Living or revocable trusts are effective estate planning tools that can avoid the hassle and cost of probate and ease the transition of assets after the death of a grantor. Clients often think that because their trust contains some, if not all, of their assets, that they only need a living trust to direct distribution on the grantor’s death, but that is not true. Assets in a living trust will generally pass to the named beneficiaries just days or a few weeks after a grantor’s death, but a will is still needed and filed with the probate court. The purpose of a pour-over will is to direct transfer of the grantor’s other assets and possibly those tangible personal items acquired after creation of the trust. A grantor may inherit or purchase an asset that they forget to transfer into their trust and the pour-over will deals with these items.
IRA and other retirement accounts often don’t go into a trust to order to preserve the payable-on-death tax benefits. Many people opt to leave their cars or a small checking account out of their trust. Your attorney will be able to help you decide which assets should go into the trust.
A lessor know reason for having a will involves claims against the estate. Under probate you can limit the time period when creditors can file a claim. In South Carolina that time is usually 8 months. Without probate barring creditors, creditors may come after assets for years. Assets in a living trust are not necessarily safe from creditors just because the estate is probated.
A third reason for having a will is to be able to name a guardian for minor children, an incompetent adult child or spouse with diminished capacity. These are things you cannot do in a revocable trust.
While in most cases it will cost more to create a trust and a pour-over will than just a simple will, trustee fees are typically lower than those charged by personal representatives for assets probated through a will.

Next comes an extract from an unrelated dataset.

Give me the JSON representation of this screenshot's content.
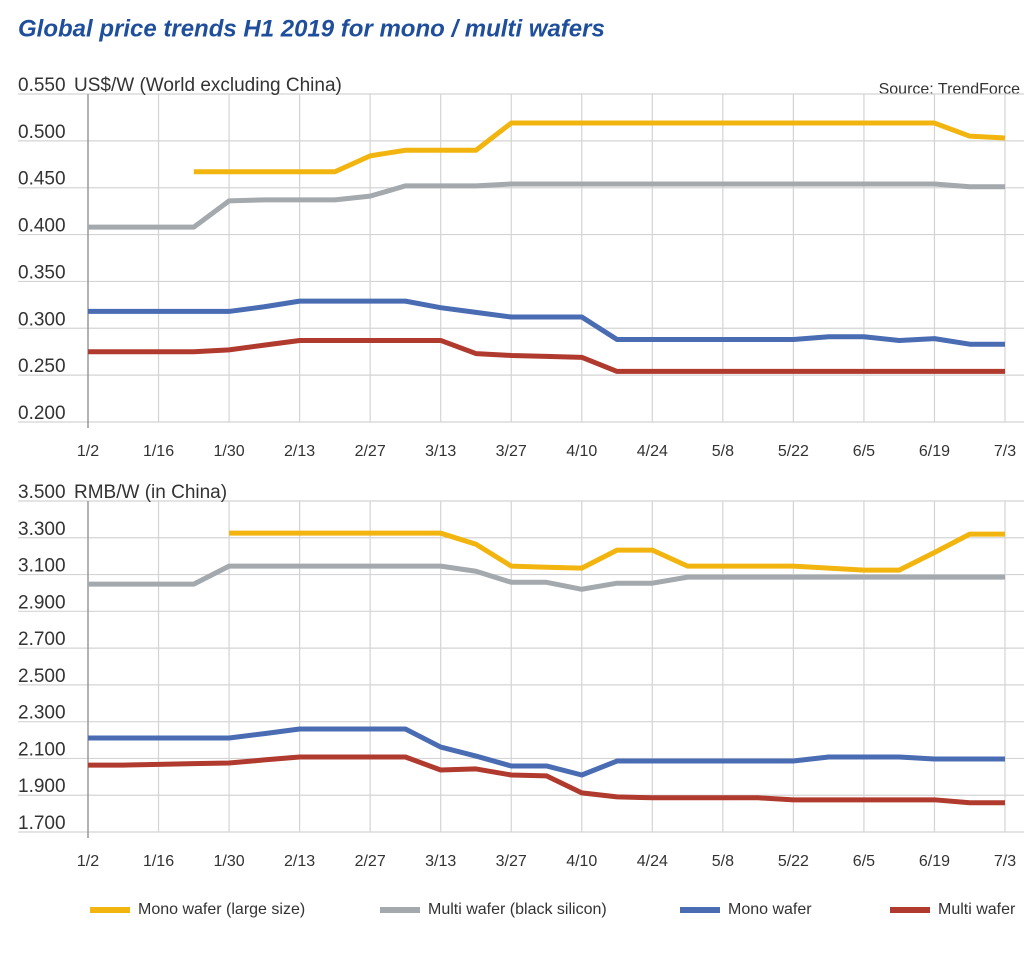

In South Carolina a Personal Representative can charge 5% of the probate estate, which only includes real property if the land is sold as part of administration of the estate. Trustees fees are typically 1-2% of the total assets, but depend on the size and complexity of the estate. Often family members who serve as trustees do not charge fees, only seek reimbursement for actual costs, including hiring professionals to assist and advise them as needed. Family members or friends serving as personal representatives are not required to charge fees. Trustees and personal representatives who do charge fees often must report the monies paid to the IRS as earned income.
Another benefit of a living trust is that each named beneficiary adds $250,000 to the total FDIC protection available to the account for a maximum of $1,250,000. If you plan to have more than five beneficiaries check with your attorney because there are added requirements such as each beneficiaries must having an equal interest in the trust assets.
Disclaimer: Information contained in this column is meant to be of general information on frequently asked questions concerning disability, elder law, estate planning and probate law, and does not contain specific legal advice to a client. No attorney-client relationship is created by reading this column.